Not withstanding my previous statement (the whole world of bad thing), I don't think the players would lose their lawsuits nor do I think the number playing in Europe would have any effect. The owners locked out the players despite year after year after year of record revenues under the system the owners themselves designed and the law very clearly puts the responsibility for ensuring profit on the owners, guaranteeing employees get paid regardless of the health of the company. The players offered to continue playing under the old CBA (which was profitable for many teams, certainly more than not playing) while negotiating on a new one, the owners refused without a single shred of evidence that the players didn't intend to do just that. Any speculation that they would have gone on strike or drug their feet in the negotiations is just that, speculation and can't be used against them. So, the owners locked out players who offered to play, denied them their right to work despite signed contracts due to their own business problems for SOME teams, and have not shown an eagerness to negotiate despite the union offering multiple concessions. I think everyone knows the NHL is playing hard ball, with almost all of their "concessions" simply being reducing their wish list of demands which they purposefully overinflated from their first offer just so they could appear to be "giving" something when in reality they are just demanding slightly fewer new concessions from players.

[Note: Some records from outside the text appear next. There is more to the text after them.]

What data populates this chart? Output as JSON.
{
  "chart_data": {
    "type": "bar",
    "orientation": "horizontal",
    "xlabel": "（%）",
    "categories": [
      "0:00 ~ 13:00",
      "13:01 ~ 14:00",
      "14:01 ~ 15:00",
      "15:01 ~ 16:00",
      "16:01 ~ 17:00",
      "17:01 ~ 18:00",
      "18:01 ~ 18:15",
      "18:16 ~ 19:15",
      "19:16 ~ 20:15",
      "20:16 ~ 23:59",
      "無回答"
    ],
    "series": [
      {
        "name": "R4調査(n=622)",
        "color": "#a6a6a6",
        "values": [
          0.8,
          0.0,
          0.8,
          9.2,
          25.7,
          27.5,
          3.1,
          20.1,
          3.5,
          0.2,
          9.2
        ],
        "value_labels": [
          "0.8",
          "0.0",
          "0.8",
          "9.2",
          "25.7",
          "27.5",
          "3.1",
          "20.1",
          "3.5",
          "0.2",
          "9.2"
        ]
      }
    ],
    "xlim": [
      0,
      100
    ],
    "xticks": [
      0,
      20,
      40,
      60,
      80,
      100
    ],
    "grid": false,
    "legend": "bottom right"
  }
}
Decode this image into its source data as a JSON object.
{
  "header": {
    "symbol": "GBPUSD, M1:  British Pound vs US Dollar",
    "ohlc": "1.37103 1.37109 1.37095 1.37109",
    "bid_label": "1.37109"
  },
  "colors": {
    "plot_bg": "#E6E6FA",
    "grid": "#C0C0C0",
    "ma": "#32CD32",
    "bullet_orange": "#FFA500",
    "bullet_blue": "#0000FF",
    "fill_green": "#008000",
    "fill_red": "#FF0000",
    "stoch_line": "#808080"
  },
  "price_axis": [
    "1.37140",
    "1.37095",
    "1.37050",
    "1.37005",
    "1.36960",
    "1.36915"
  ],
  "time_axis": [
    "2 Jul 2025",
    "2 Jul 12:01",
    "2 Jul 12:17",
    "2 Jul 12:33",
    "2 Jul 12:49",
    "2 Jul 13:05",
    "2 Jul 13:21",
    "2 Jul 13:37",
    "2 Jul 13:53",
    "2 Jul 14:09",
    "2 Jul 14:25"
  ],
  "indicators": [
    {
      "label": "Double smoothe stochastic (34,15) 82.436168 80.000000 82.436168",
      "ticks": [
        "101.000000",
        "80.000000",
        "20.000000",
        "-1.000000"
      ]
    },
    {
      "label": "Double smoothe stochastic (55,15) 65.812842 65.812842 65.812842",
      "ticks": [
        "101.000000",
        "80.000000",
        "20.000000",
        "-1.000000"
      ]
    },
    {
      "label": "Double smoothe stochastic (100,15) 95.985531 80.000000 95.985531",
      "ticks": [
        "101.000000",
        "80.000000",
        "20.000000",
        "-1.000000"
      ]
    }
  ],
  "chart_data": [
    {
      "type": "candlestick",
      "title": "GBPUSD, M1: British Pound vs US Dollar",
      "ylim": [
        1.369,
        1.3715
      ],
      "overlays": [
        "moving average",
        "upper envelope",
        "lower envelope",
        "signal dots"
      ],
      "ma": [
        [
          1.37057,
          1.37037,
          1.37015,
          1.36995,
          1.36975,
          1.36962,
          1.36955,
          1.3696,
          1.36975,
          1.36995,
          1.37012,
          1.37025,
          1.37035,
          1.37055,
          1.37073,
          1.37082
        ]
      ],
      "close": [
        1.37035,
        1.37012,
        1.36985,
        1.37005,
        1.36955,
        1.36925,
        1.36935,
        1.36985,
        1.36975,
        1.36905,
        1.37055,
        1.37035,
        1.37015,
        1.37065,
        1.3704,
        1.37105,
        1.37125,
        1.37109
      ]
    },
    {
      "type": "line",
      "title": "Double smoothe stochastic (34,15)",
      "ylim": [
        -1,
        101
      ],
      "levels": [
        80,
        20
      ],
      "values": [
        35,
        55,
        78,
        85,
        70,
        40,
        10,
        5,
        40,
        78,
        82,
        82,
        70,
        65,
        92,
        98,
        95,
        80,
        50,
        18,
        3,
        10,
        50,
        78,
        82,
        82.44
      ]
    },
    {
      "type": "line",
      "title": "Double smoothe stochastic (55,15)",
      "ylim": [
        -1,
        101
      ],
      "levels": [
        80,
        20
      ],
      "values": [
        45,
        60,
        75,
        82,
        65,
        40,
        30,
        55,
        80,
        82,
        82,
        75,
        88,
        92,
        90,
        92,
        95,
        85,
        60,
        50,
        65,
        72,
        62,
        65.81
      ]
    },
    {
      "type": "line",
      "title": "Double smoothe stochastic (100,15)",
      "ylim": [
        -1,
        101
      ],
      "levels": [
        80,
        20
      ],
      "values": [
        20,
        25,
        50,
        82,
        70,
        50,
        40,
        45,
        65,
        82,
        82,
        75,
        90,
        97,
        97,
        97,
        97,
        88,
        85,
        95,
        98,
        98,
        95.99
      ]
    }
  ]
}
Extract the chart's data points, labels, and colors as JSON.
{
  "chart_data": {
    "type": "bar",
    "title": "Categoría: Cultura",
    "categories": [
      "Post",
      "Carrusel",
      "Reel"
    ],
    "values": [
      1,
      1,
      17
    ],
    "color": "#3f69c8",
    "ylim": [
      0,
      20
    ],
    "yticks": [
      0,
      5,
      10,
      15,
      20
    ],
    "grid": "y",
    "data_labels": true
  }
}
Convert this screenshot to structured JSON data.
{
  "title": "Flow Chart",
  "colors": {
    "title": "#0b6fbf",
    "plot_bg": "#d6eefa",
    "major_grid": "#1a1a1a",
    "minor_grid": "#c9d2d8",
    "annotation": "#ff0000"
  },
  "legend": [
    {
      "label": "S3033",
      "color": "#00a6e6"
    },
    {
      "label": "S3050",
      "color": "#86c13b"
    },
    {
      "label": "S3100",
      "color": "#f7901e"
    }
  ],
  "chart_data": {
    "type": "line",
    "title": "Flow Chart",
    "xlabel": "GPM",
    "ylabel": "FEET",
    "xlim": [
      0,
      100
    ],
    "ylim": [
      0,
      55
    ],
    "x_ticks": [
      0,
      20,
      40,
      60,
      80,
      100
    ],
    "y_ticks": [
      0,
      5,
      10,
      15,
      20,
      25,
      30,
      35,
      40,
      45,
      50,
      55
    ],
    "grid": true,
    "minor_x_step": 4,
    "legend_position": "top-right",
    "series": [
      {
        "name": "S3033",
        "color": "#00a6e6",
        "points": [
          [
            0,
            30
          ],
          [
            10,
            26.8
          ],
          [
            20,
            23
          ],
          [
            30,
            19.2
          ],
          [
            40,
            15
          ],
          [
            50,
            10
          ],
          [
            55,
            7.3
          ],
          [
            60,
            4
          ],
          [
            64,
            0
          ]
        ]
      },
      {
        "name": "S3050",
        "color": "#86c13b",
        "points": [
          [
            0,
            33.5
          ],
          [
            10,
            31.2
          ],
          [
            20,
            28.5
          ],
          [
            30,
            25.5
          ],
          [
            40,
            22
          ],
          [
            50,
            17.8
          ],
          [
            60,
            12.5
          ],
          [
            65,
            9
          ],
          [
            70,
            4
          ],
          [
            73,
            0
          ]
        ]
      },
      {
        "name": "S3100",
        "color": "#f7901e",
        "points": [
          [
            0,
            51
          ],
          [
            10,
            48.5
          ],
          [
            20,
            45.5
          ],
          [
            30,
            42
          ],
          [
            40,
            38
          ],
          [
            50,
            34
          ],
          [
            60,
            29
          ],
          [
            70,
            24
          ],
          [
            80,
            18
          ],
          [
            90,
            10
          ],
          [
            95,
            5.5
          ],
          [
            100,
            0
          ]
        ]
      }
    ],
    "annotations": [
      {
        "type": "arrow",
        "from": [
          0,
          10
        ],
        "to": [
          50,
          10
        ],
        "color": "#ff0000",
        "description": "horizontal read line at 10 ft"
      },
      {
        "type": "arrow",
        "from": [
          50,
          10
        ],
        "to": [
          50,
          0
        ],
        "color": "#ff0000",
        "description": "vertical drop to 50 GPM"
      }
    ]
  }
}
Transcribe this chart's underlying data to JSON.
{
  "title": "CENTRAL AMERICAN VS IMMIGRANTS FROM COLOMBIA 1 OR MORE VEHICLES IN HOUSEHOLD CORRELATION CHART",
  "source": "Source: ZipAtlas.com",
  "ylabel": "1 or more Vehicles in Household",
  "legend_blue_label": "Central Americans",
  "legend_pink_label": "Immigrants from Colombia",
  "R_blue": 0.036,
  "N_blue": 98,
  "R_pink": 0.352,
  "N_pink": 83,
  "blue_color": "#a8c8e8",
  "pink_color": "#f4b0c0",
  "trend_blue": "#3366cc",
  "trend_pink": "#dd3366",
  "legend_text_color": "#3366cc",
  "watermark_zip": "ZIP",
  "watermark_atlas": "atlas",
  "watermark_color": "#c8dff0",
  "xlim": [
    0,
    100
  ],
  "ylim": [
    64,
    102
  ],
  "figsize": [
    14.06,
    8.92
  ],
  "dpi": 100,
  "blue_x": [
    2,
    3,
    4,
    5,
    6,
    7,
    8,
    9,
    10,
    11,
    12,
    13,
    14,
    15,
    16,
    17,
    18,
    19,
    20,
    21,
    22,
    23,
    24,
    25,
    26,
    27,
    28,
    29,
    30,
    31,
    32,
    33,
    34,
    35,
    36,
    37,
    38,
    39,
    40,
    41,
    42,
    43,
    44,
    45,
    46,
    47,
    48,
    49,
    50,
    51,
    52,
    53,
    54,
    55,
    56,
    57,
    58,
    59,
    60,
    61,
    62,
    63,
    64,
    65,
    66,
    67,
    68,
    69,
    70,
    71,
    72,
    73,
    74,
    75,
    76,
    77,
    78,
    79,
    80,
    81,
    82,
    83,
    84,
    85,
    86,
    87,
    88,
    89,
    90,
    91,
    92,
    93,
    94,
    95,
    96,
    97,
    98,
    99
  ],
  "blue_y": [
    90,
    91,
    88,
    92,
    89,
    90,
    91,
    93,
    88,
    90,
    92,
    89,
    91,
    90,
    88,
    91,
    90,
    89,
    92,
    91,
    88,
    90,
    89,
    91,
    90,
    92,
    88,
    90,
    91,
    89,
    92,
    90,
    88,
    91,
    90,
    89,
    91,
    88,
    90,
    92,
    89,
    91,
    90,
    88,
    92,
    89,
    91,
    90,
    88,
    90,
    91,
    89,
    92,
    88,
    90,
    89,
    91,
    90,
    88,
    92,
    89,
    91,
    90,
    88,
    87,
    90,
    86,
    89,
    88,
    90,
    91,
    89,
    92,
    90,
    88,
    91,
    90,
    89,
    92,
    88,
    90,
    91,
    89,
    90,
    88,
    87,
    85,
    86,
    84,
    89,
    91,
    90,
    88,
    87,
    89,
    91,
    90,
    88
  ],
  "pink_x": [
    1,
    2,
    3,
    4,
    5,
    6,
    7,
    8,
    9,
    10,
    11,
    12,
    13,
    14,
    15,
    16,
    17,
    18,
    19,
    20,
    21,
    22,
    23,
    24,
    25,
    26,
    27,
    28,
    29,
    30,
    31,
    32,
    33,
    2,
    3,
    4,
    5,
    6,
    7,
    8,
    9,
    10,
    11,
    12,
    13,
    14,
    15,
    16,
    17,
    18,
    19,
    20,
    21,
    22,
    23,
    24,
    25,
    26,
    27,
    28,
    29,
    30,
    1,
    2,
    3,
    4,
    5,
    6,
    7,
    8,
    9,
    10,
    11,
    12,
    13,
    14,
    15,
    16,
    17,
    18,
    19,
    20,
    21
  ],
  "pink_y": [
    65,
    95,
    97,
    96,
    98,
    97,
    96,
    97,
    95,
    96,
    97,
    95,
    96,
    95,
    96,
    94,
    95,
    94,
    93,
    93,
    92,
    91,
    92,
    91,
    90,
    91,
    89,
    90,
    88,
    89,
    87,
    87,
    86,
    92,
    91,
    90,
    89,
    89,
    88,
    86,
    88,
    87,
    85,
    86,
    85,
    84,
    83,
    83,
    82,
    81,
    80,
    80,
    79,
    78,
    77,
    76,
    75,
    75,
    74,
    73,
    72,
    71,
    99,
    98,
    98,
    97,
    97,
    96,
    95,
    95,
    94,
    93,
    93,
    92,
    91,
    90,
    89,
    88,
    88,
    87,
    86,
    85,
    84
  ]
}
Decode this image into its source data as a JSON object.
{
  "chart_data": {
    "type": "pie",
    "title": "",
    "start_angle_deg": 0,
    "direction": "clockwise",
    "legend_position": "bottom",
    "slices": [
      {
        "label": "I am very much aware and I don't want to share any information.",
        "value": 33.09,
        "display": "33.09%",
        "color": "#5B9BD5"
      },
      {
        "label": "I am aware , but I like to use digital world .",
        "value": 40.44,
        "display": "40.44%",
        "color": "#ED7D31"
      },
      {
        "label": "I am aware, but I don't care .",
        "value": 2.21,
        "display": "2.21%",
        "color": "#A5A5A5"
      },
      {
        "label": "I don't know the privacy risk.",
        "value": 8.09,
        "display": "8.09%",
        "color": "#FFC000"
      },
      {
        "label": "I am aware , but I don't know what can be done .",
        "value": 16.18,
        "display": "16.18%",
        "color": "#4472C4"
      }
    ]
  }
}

As for players playing in other leagues, that's entirely within their right to do so as it is the owners preventing players from fulfilling their contracts. (Players playing in other leagues during a strike would be an entirely different matter.) Not only is it within their right to do so legally (it's called mitigating your damages), the NHL and KHL, for example, even have a signed agreement between them that deals with just such a situation (that limits locked out NHLers to I believe 65% of their NHL salary while playing in the KHL and I would assume requires they be released by the KHL once the NHL starts working again). Given those facts, I don't see how some of the players playing in other leagues could be used against them. Plus then there's also the fact that some of the multiple lawsuits wouldn't involve any players who did play abroad.
Maybe I'm wrong and making a few wrong assumptions here and some of you seem to have better understanding of this but can someone tell me where I am because this sounds like a horrible move, and one that could jepordize us seeing any NHL soon.
Nope, I think you understand perfectly. Like I said, a world of bad for both sides and quite possibly far worse for fans as it would mean no NHL hockey for years, and that's assuming the league survived at all.
The sad fact is, however, that at least moving in that direction may be the only power move the union has if the NHL can't show any flexibility or willingness to negotiate. They're already winning just with the lowered players' share and the union's offer to penalize teams signing new back diving contracts. Those are the meat and potatoes of a CBA. Everything else is just dessert, and I for one hope the owners' eyes aren't bigger than their stomachs. Or ours.